La pandemia ocasionada por esta enfermedad trastocó la financiación de todas las partidas gubernamentales, afectando a los fondos educativos de todos los países, pero especialmente a los de menores ingresos. Esta tendencia, lejos de haberse revertido, se ha consolidado desde entonces, afectando de forma directa al profundo declive de los niveles de lectura y matemáticas mundiales. Como consecuencia, sus efectos todavía se arrastran en muchas partes del mundo, donde los modelos educativos telemáticos ocasionaron muchas dificultades tanto al alumnado como al profesorado debido a su rápida implantación o la falta de conexiones.

Más allá de esta situación sin precedentes, la falta de inversión sostenida, la desigualdad de oportunidades y la ausencia de políticas públicas ambiciosas han sido obstáculos que han estado demasiado presentes en los últimos 10 años en todo el mundo. A pesar de todo esto, sí que se han logrado avances importantes, aunque a un ritmo muy inferior a lo esperado. Aun así, las tasas globales de finalización de la educación primaria y secundaria han aumentado un 2 y un 4%, respectivamente, y la tasa de alfabetización en adultos un 3%, alcanzando al 88% de la población mundial.

Dejando a un lado estos índices, hay algo esencial que muchas veces se olvida al hablar de educación: la labor que llevan a cabo los profesionales del sector.
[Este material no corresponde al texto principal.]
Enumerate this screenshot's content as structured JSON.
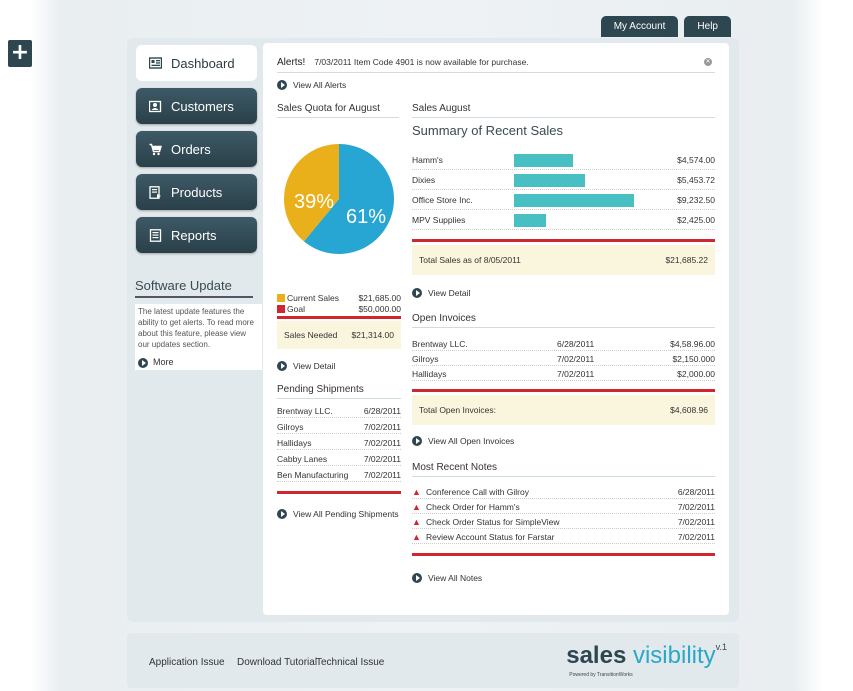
{
  "top_nav": {
    "account": "My Account",
    "help": "Help"
  },
  "plus": "+",
  "nav": [
    {
      "label": "Dashboard",
      "icon": "dashboard-icon"
    },
    {
      "label": "Customers",
      "icon": "customers-icon"
    },
    {
      "label": "Orders",
      "icon": "cart-icon"
    },
    {
      "label": "Products",
      "icon": "products-icon"
    },
    {
      "label": "Reports",
      "icon": "reports-icon"
    }
  ],
  "software_update": {
    "title": "Software Update",
    "body": "The latest update features the ability to get alerts. To read more about this feature, please view our updates section.",
    "more": "More"
  },
  "alert": {
    "label": "Alerts!",
    "message": "7/03/2011 Item Code 4901 is now available for purchase.",
    "view_all": "View All Alerts"
  },
  "quota": {
    "title": "Sales Quota for August",
    "pct_current": "39%",
    "pct_remaining": "61%",
    "current_label": "Current Sales",
    "current_value": "$21,685.00",
    "goal_label": "Goal",
    "goal_value": "$50,000.00",
    "needed_label": "Sales Needed",
    "needed_value": "$21,314.00",
    "view_detail": "View Detail",
    "colors": {
      "current": "#e9b01c",
      "remaining": "#27a6d3",
      "goal": "#d0262f"
    }
  },
  "pending": {
    "title": "Pending Shipments",
    "rows": [
      {
        "name": "Brentway LLC.",
        "date": "6/28/2011"
      },
      {
        "name": "Gilroys",
        "date": "7/02/2011"
      },
      {
        "name": "Hallidays",
        "date": "7/02/2011"
      },
      {
        "name": "Cabby Lanes",
        "date": "7/02/2011"
      },
      {
        "name": "Ben Manufacturing",
        "date": "7/02/2011"
      }
    ],
    "view_all": "View All Pending Shipments"
  },
  "sales": {
    "heading": "Sales August",
    "title": "Summary of Recent Sales",
    "rows": [
      {
        "name": "Hamm's",
        "value": "$4,574.00"
      },
      {
        "name": "Dixies",
        "value": "$5,453.72"
      },
      {
        "name": "Office Store Inc.",
        "value": "$9,232.50"
      },
      {
        "name": "MPV Supplies",
        "value": "$2,425.00"
      }
    ],
    "total_label": "Total Sales as of 8/05/2011",
    "total_value": "$21,685.22",
    "view_detail": "View Detail",
    "bar_color": "#48bfc3"
  },
  "invoices": {
    "title": "Open Invoices",
    "rows": [
      {
        "name": "Brentway LLC.",
        "date": "6/28/2011",
        "amount": "$4,58.96.00"
      },
      {
        "name": "Gilroys",
        "date": "7/02/2011",
        "amount": "$2,150.000"
      },
      {
        "name": "Hallidays",
        "date": "7/02/2011",
        "amount": "$2,000.00"
      }
    ],
    "total_label": "Total Open Invoices:",
    "total_value": "$4,608.96",
    "view_all": "View All Open Invoices"
  },
  "notes": {
    "title": "Most Recent Notes",
    "rows": [
      {
        "text": "Conference Call with Gilroy",
        "date": "6/28/2011"
      },
      {
        "text": "Check Order for Hamm's",
        "date": "7/02/2011"
      },
      {
        "text": "Check Order Status for SimpleView",
        "date": "7/02/2011"
      },
      {
        "text": "Review Account Status for Farstar",
        "date": "7/02/2011"
      }
    ],
    "view_all": "View All Notes"
  },
  "footer": {
    "links": [
      "Application Issue",
      "Download Tutorial",
      "Technical Issue"
    ],
    "brand_a": "sales",
    "brand_b": "visibility",
    "version": "v.1",
    "powered": "Powered by TransitionWorks"
  }
}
Mujeres y hombres que necesitan de 44 millones de compañeros y compañeras en todo el mundo para seguir librando la batalla contra la ignorancia, en pos del conocimiento. Maestras, profesores y educadores que necesitan de una buena preparación, formación y recursos para entrar en un aula y hacer su trabajo de la mejor forma posible. Un desempeño que no es otro que el de formar a las nuevas generaciones en el respeto, la empatía y el pensamiento crítico.

A pesar de que estos valores siguen siendo más que necesarios hoy en día, una década después de la aprobación de la Agenda 2030, el mundo es diferente. Ahora es más individualista, crudo e incierto. Con estos cambios, la relación que los Estados deberían de tener con los compromisos educativos adquiridos también debería de ser otros. Por eso, es crucial que la comunidad internacional dé un paso más y pase de la promesa al compromiso. Si no lo hacen, no podrán decir dentro de cinco años que no lo sabían, no podrán decir que desconocían que millones de niños y niñas seguirían sin ir a la escuela.

Sin embargo, aún hay tiempo. Casi un lustro.

Voluntad política, compromiso ético y presión ciudadana. No queda otra.